Explain the FFT to me

user143879 picture user143879 · Aug 13, 2009 · Viewed 8.3k times · Source

I want to take audio PCM data and find peaks in it. Specifically, I want to return the frequency and time at which a peak occurs.

My understanding of this is that I have to take the PCM data and dump it into an array, setting it as the real values with the complex parts set to 0. I then take the FFT, and I get an array back. If each number in the array is a magnitude value, how do I get the frequency associated with each one? Also, do I take the magnitude of the real & complex part or just discard the complex values?

Finally, if I wanted to find the peaks in a single song, do I just set a small window to FFT and slide it across all of the audio? Any suggestions on how large that window should be?

Answer

Han picture Han · Aug 13, 2009

If the samplerate of your PCM data is F, then the highest frequency component in the FFT is F/2. Suppose your PCM data was sampled at 44100Hz, then your FFT values will run from 0Hz (DC) to 22050Hz.
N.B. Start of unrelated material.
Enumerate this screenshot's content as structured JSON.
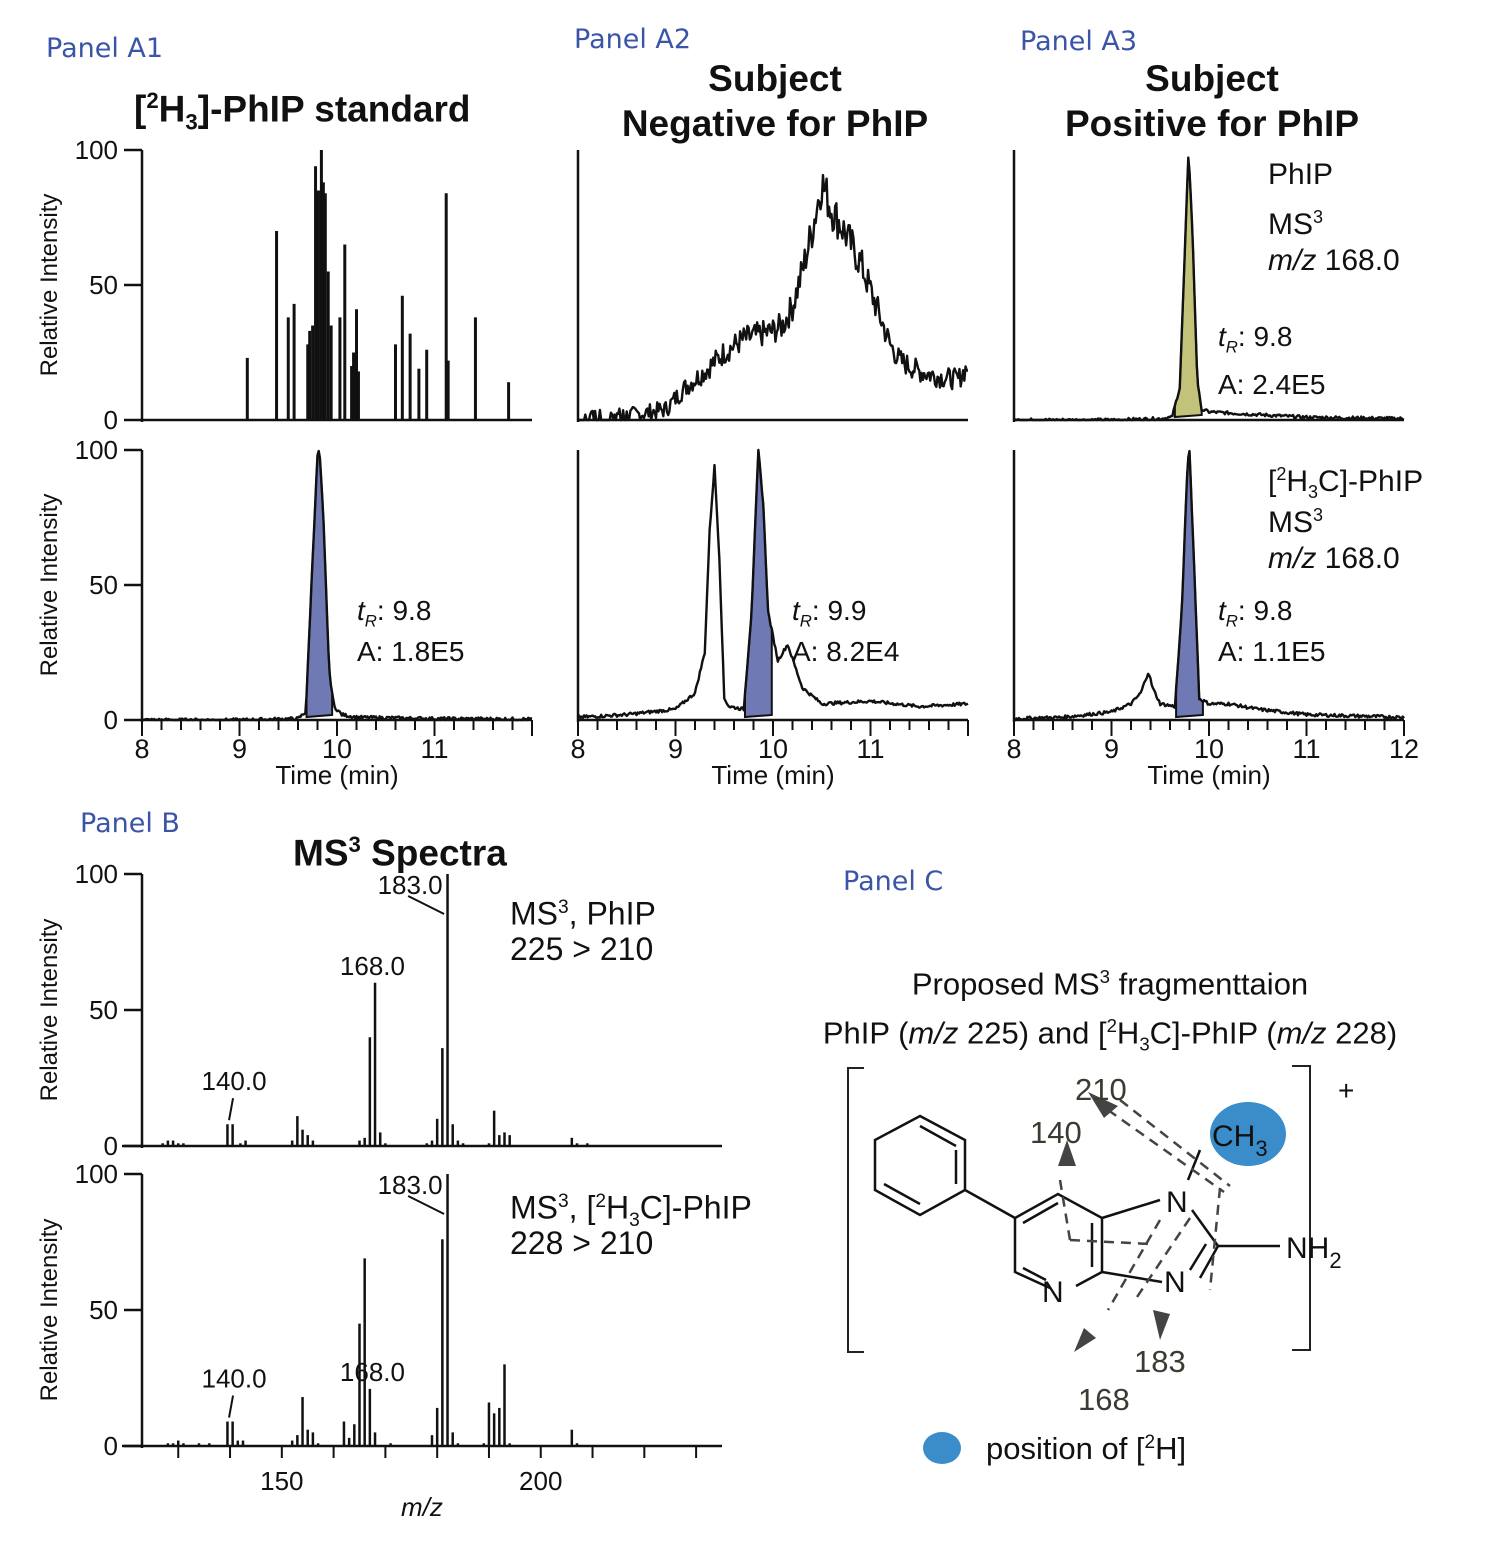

If you start with N samples, (N being a power of 2), then the FFT may return N/2 values representing all positive frequencies from 0 to F/2, or it may return N values that also include the negative frequencies from -F/2 to 0. You should check the specification of your FFT algorithm to find out to which frequency each array item is mapped.

To find the peaks, you need to look at the magnitude of the FFT values. So you need to add the squared real and imaginary parts of each complex value.

Suppose your FFT of N PCM samples returns N/2 complex values representing positive frequencies. Then the distance between 2 complex samples is F/2N Hz. With F=44100Hz and N=1024 samples, this would be 21.5Hz. This is your frequency resolution. If you need to find lower frequency beats, the FFT window will need to be extended.